Graph: Proportion of UK practices achieving 100% ethnicity recording for all newly registered patients. Graph produced using freely available NHS data from http://gpcontract.co.ukGraph: Proportion of UK practices achieving 100% ethnicity recording for all newly registered patients. Graph produced using freely available NHS data from GP Contract.


Ethnicity data in computerised health records

The computerization of health records across the NHS has generated enormous potential for population based research into the relationship between ethnicity and health in the UK. Though ethnicity data has been collected electronically since 1991, until recently, the usability of ethnicity data coded in electronic health records was low. Critically, thanks to a scheme of financial incentivisation under the Quality and Outcomes Framework, self-reported ethnicity data has been available for over 90% of newly registered patients since 2011.

For researchers who wish to conduct population based research into patterns of health care usage and outcomes across the UK, population based databases such as the Clinical Practice Research Datalink (CPRD), The Health Improvement Network Database (THIN) and the QRESEARCH databases provide anonymised routine health records on patients from a representative sample of general practices from across the UK. For research into hospital care and outcomes, the hospital episode statistics for England (HES) supply comparable data for all patients admitted to NHS hospitals, with ethnicity recording reported as being over 90% for all inpatient finished consultant episodes.

Though the quality and completeness of ethnicity data in routine primary and secondary care records has steadily improved over the past decade, they have not been extensively used for research into ethnic inequalities in health. A review in April 2012 of studies using the four databases described above identified only 15 peer-reviewed articles which described the use of patient level self-reported ethnicity in exploring differentials in health care usage, disease prevalence, and disease risk.

Microdata from the Census

A further source of population based ethnicity data for health research is the Census. Two particular census outputs of interest when examining health outcomes and ethnicity are the Samples of Individual Person-Level records (SARs) and the Office for National Statistics (ONS) Longitudinal study of England and Wales (LS). While the SARs data provide large cross-sectional cuts of the Census return, The ONS LS can be linked over time to examine trends and changes in the ethnic profile of the population and related trends in morbidity and mortality.

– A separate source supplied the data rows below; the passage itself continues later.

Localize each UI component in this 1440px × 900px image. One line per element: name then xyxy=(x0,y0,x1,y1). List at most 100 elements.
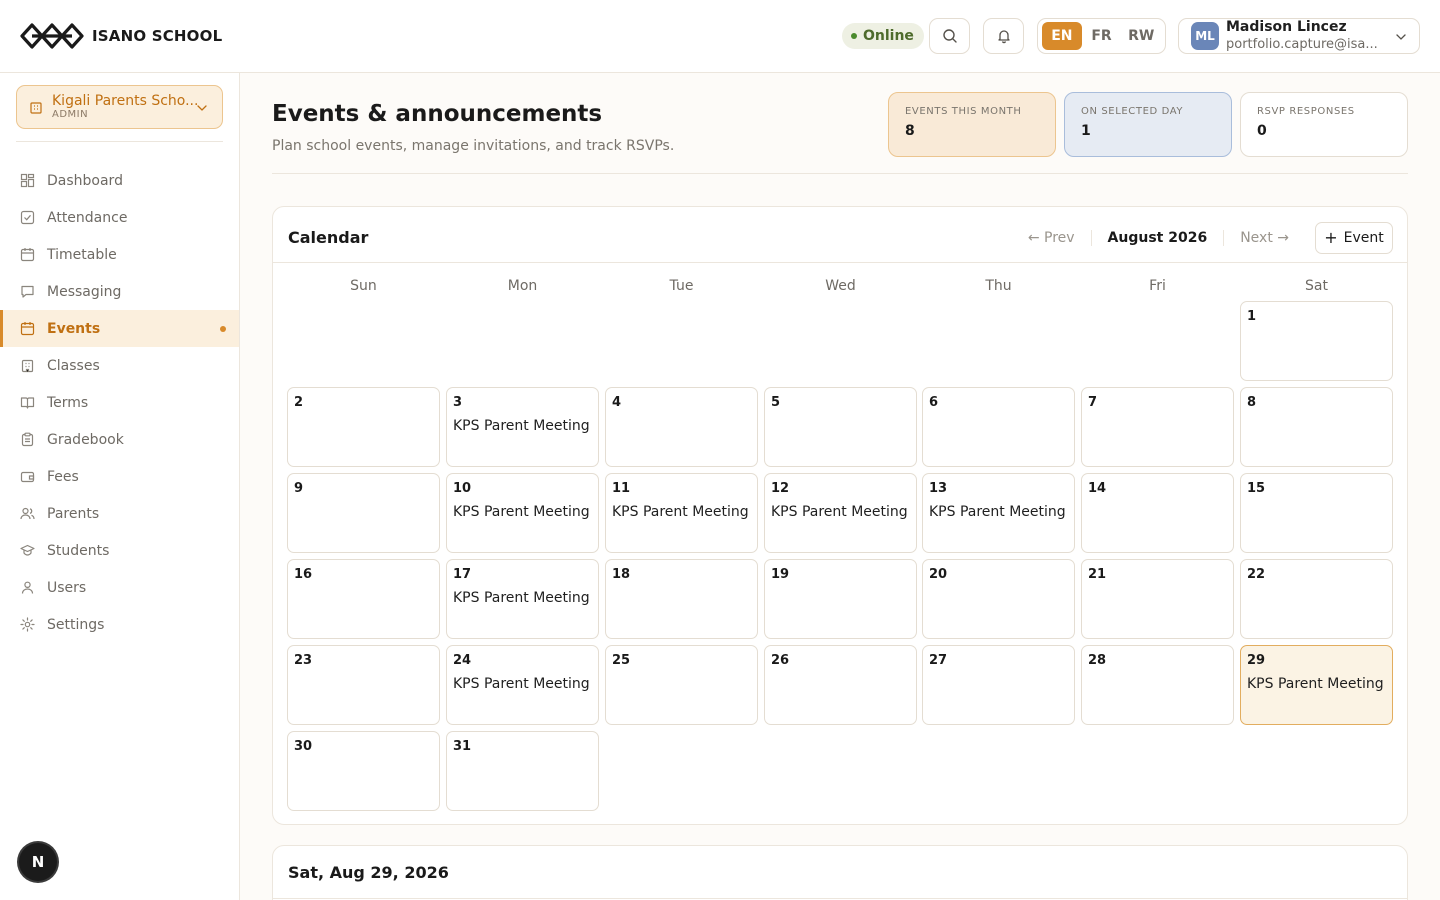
gear-icon xyxy=(20,617,35,632)
language-option-en[interactable]: EN xyxy=(1042,22,1082,50)
chevron-down-icon xyxy=(197,105,207,111)
calendar-day[interactable]: 21 xyxy=(1081,559,1234,639)
calendar-day[interactable]: 15 xyxy=(1240,473,1393,553)
sidebar-item-parents[interactable]: Parents xyxy=(0,495,239,532)
calendar-day-selected[interactable]: 29 KPS Parent Meeting xyxy=(1240,645,1393,725)
calendar-day[interactable]: 14 xyxy=(1081,473,1234,553)
weekday-header: Thu xyxy=(985,278,1012,294)
calendar-day[interactable]: 1 xyxy=(1240,301,1393,381)
calendar-day[interactable]: 5 xyxy=(764,387,917,467)
sidebar-item-classes[interactable]: Classes xyxy=(0,347,239,384)
sidebar-item-events[interactable]: Events xyxy=(0,310,239,347)
calendar-day[interactable]: 24 KPS Parent Meeting xyxy=(446,645,599,725)
calendar-day[interactable]: 20 xyxy=(922,559,1075,639)
selected-day-title: Sat, Aug 29, 2026 xyxy=(288,863,449,882)
selected-day-card: Sat, Aug 29, 2026 xyxy=(272,845,1408,900)
calendar-day[interactable]: 19 xyxy=(764,559,917,639)
day-number: 15 xyxy=(1247,481,1266,496)
day-number: 13 xyxy=(929,481,948,496)
user-name: Madison Lincez xyxy=(1226,19,1347,35)
day-event[interactable]: KPS Parent Meeting xyxy=(453,590,592,606)
graduation-cap-icon xyxy=(20,544,35,556)
sidebar-divider xyxy=(16,141,223,142)
user-menu-button[interactable]: ML Madison Lincez portfolio.capture@isa.… xyxy=(1178,18,1420,54)
day-event[interactable]: KPS Parent Meeting xyxy=(612,504,751,520)
language-option-fr[interactable]: FR xyxy=(1082,22,1122,50)
day-event[interactable]: KPS Parent Meeting xyxy=(453,418,592,434)
sidebar-item-gradebook[interactable]: Gradebook xyxy=(0,421,239,458)
avatar: ML xyxy=(1191,22,1219,50)
calendar-day[interactable]: 2 xyxy=(287,387,440,467)
day-event[interactable]: KPS Parent Meeting xyxy=(1247,676,1386,692)
sidebar-item-attendance[interactable]: Attendance xyxy=(0,199,239,236)
calendar-day[interactable]: 31 xyxy=(446,731,599,811)
users-icon xyxy=(20,507,35,520)
stat-card-on-selected-day: ON SELECTED DAY 1 xyxy=(1064,92,1232,157)
calendar-day[interactable]: 13 KPS Parent Meeting xyxy=(922,473,1075,553)
calendar-day[interactable]: 4 xyxy=(605,387,758,467)
sidebar-item-terms[interactable]: Terms xyxy=(0,384,239,421)
sidebar-item-settings[interactable]: Settings xyxy=(0,606,239,643)
school-selector[interactable]: Kigali Parents Scho... ADMIN xyxy=(16,85,223,129)
day-number: 17 xyxy=(453,567,472,582)
stat-value: 0 xyxy=(1257,123,1267,139)
stat-value: 1 xyxy=(1081,123,1091,139)
day-number: 4 xyxy=(612,395,622,410)
language-option-rw[interactable]: RW xyxy=(1121,22,1161,50)
calendar-day[interactable]: 12 KPS Parent Meeting xyxy=(764,473,917,553)
calendar-day[interactable]: 9 xyxy=(287,473,440,553)
building-icon xyxy=(21,359,34,373)
calendar-day[interactable]: 18 xyxy=(605,559,758,639)
calendar-day[interactable]: 26 xyxy=(764,645,917,725)
calendar-day[interactable]: 27 xyxy=(922,645,1075,725)
floating-action-button[interactable]: N xyxy=(19,843,57,881)
day-event[interactable]: KPS Parent Meeting xyxy=(929,504,1068,520)
sidebar-item-label: Parents xyxy=(47,505,100,522)
day-number: 7 xyxy=(1088,395,1098,410)
calendar-day[interactable]: 10 KPS Parent Meeting xyxy=(446,473,599,553)
calendar-day[interactable]: 23 xyxy=(287,645,440,725)
calendar-day[interactable]: 3 KPS Parent Meeting xyxy=(446,387,599,467)
calendar-day[interactable]: 6 xyxy=(922,387,1075,467)
calendar-icon xyxy=(20,322,35,336)
calendar-day[interactable]: 30 xyxy=(287,731,440,811)
user-icon xyxy=(21,581,34,594)
school-role: ADMIN xyxy=(52,109,89,120)
calendar-day[interactable]: 11 KPS Parent Meeting xyxy=(605,473,758,553)
sidebar-item-fees[interactable]: Fees xyxy=(0,458,239,495)
calendar-title: Calendar xyxy=(288,228,369,247)
search-button[interactable] xyxy=(929,18,970,54)
weekday-header: Fri xyxy=(1149,278,1166,294)
current-month-label: August 2026 xyxy=(1107,229,1208,246)
day-event[interactable]: KPS Parent Meeting xyxy=(771,504,910,520)
next-month-button[interactable]: Next → xyxy=(1240,230,1289,246)
calendar-day[interactable]: 22 xyxy=(1240,559,1393,639)
sidebar-item-label: Classes xyxy=(47,357,100,374)
add-event-button[interactable]: + Event xyxy=(1315,221,1393,254)
calendar-day[interactable]: 7 xyxy=(1081,387,1234,467)
sidebar-item-dashboard[interactable]: Dashboard xyxy=(0,162,239,199)
day-number: 14 xyxy=(1088,481,1107,496)
brand-logo[interactable]: ISANO SCHOOL xyxy=(20,21,222,51)
weekday-header: Wed xyxy=(825,278,856,294)
notifications-button[interactable] xyxy=(983,18,1024,54)
day-number: 26 xyxy=(771,653,790,668)
calendar-day[interactable]: 16 xyxy=(287,559,440,639)
calendar-day[interactable]: 28 xyxy=(1081,645,1234,725)
day-number: 2 xyxy=(294,395,304,410)
day-number: 25 xyxy=(612,653,631,668)
calendar-day[interactable]: 17 KPS Parent Meeting xyxy=(446,559,599,639)
prev-month-button[interactable]: ← Prev xyxy=(1028,230,1075,246)
day-number: 1 xyxy=(1247,309,1257,324)
day-event[interactable]: KPS Parent Meeting xyxy=(453,504,592,520)
day-event[interactable]: KPS Parent Meeting xyxy=(453,676,592,692)
sidebar-item-students[interactable]: Students xyxy=(0,532,239,569)
online-status-label: Online xyxy=(863,28,914,44)
calendar-day[interactable]: 25 xyxy=(605,645,758,725)
sidebar-item-users[interactable]: Users xyxy=(0,569,239,606)
active-indicator-dot xyxy=(220,326,226,332)
calendar-day[interactable]: 8 xyxy=(1240,387,1393,467)
sidebar-item-timetable[interactable]: Timetable xyxy=(0,236,239,273)
weekday-header: Sun xyxy=(350,278,377,294)
sidebar-item-messaging[interactable]: Messaging xyxy=(0,273,239,310)
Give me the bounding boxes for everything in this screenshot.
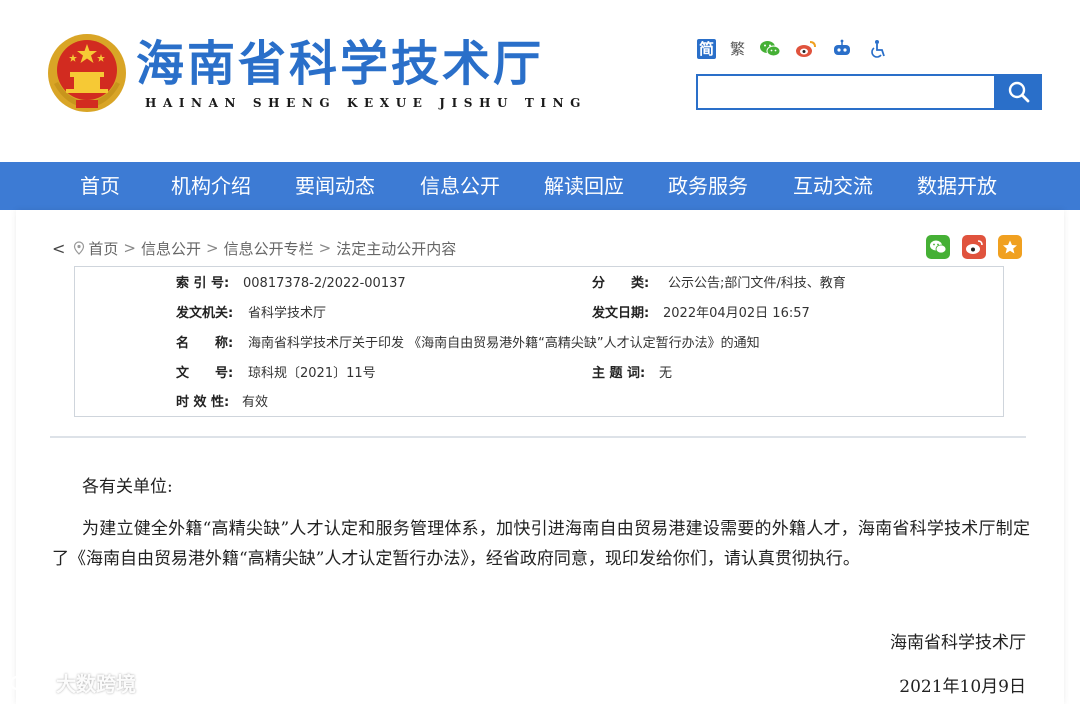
- breadcrumb-current[interactable]: 法定主动公开内容: [336, 238, 456, 259]
- issue-date-label: 发文日期:: [592, 306, 650, 321]
- nav-item-disclosure[interactable]: 信息公开: [420, 162, 500, 210]
- doc-number-value: 琼科规〔2021〕11号: [248, 366, 376, 381]
- signature-organization: 海南省科学技术厅: [890, 633, 1026, 653]
- wechat-icon[interactable]: [759, 39, 781, 59]
- weibo-icon[interactable]: [795, 39, 817, 59]
- share-bar: [926, 235, 1022, 259]
- index-value: 00817378-2/2022-00137: [243, 276, 406, 291]
- metadata-row: 索 引 号: 00817378-2/2022-00137 分 类: 公示公告;部…: [75, 269, 1003, 299]
- wechat-share-icon[interactable]: [926, 235, 950, 259]
- metadata-row: 文 号: 琼科规〔2021〕11号 主 题 词: 无: [75, 359, 1003, 389]
- watermark-text: 大数跨境: [56, 672, 136, 696]
- document-body: 为建立健全外籍“高精尖缺”人才认定和服务管理体系，加快引进海南自由贸易港建设需要…: [52, 519, 1030, 569]
- watermark-logo-icon: [9, 673, 49, 690]
- issue-date-value: 2022年04月02日 16:57: [663, 306, 810, 321]
- main-nav: 首页 机构介绍 要闻动态 信息公开 解读回应 政务服务 互动交流 数据开放: [0, 162, 1080, 210]
- category-value: 公示公告;部门文件/科技、教育: [668, 276, 846, 291]
- national-emblem-logo: [48, 34, 126, 112]
- breadcrumb-separator: >: [206, 239, 219, 257]
- favorite-icon[interactable]: [998, 235, 1022, 259]
- metadata-row: 名 称: 海南省科学技术厅关于印发 《海南自由贸易港外籍“高精尖缺”人才认定暂行…: [75, 329, 1003, 359]
- nav-item-interaction[interactable]: 互动交流: [793, 162, 873, 210]
- search-icon: [1008, 81, 1029, 103]
- metadata-row: 时 效 性: 有效: [75, 388, 1003, 418]
- issuer-value: 省科学技术厅: [248, 306, 327, 321]
- doc-number-label: 文 号:: [176, 366, 234, 381]
- breadcrumb-separator: >: [123, 239, 136, 257]
- nav-item-open-data[interactable]: 数据开放: [917, 162, 997, 210]
- back-arrow-icon[interactable]: <: [52, 239, 65, 258]
- metadata-row: 发文机关: 省科学技术厅 发文日期: 2022年04月02日 16:57: [75, 299, 1003, 329]
- breadcrumb-disclosure[interactable]: 信息公开: [141, 238, 201, 259]
- nav-item-about[interactable]: 机构介绍: [171, 162, 251, 210]
- location-pin-icon: [74, 241, 85, 255]
- validity-label: 时 效 性:: [176, 395, 230, 410]
- search-button[interactable]: [995, 74, 1042, 110]
- signature-date: 2021年10月9日: [899, 677, 1026, 697]
- weibo-share-icon[interactable]: [962, 235, 986, 259]
- breadcrumb-separator: >: [318, 239, 332, 257]
- nav-item-services[interactable]: 政务服务: [668, 162, 748, 210]
- subject-label: 主 题 词:: [592, 366, 646, 381]
- breadcrumb: < 首页 > 信息公开 > 信息公开专栏 > 法定主动公开内容: [52, 238, 456, 258]
- site-subtitle: HAINAN SHENG KEXUE JISHU TING: [145, 96, 588, 110]
- document-greeting: 各有关单位:: [82, 477, 173, 497]
- validity-value: 有效: [242, 395, 269, 410]
- index-label: 索 引 号:: [176, 276, 230, 291]
- site-header: 海南省科学技术厅 HAINAN SHENG KEXUE JISHU TING 简…: [0, 0, 1080, 162]
- site-title: 海南省科学技术厅: [136, 36, 545, 92]
- simplified-chinese-link[interactable]: 简: [697, 39, 717, 59]
- watermark: 大数跨境: [8, 668, 136, 697]
- robot-icon[interactable]: [831, 39, 853, 59]
- breadcrumb-home[interactable]: 首页: [88, 238, 118, 259]
- title-value: 海南省科学技术厅关于印发 《海南自由贸易港外籍“高精尖缺”人才认定暂行办法》的通…: [248, 336, 760, 351]
- category-label: 分 类:: [592, 276, 650, 291]
- header-toolbar: 简 繁: [697, 38, 889, 60]
- traditional-chinese-link[interactable]: 繁: [730, 39, 745, 59]
- accessibility-icon[interactable]: [867, 39, 889, 59]
- search-input[interactable]: [696, 74, 996, 110]
- title-label: 名 称:: [176, 336, 234, 351]
- nav-item-home[interactable]: 首页: [80, 162, 120, 210]
- document-metadata-table: 索 引 号: 00817378-2/2022-00137 分 类: 公示公告;部…: [74, 266, 1004, 417]
- issuer-label: 发文机关:: [176, 306, 234, 321]
- divider: [50, 436, 1026, 438]
- subject-value: 无: [659, 366, 673, 381]
- nav-item-news[interactable]: 要闻动态: [295, 162, 375, 210]
- breadcrumb-disclosure-column[interactable]: 信息公开专栏: [224, 238, 314, 259]
- nav-item-interpretation[interactable]: 解读回应: [544, 162, 624, 210]
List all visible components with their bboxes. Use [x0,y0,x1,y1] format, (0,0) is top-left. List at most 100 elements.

One emerging area where routine ethnicity data can be used to great benefit is that of chronic disease management. Though research into ethnic disparities is on-going, this has yet to be translated into concrete guidance for managing conditions differentially by ethnic group. A further use of routinely recorded ethnicity data is within pragmatic clinical trials, which use electronic health databases to examine the efficacy of widely prescribed interventions across a vast number of patients, for a lower cost than traditional clinical trials. Finally, linkage of these datasets to additional health and social data, as is currently on-going in the CPRD, will allow us to fully explore the relationship between ethnicity and the wider determinants of health.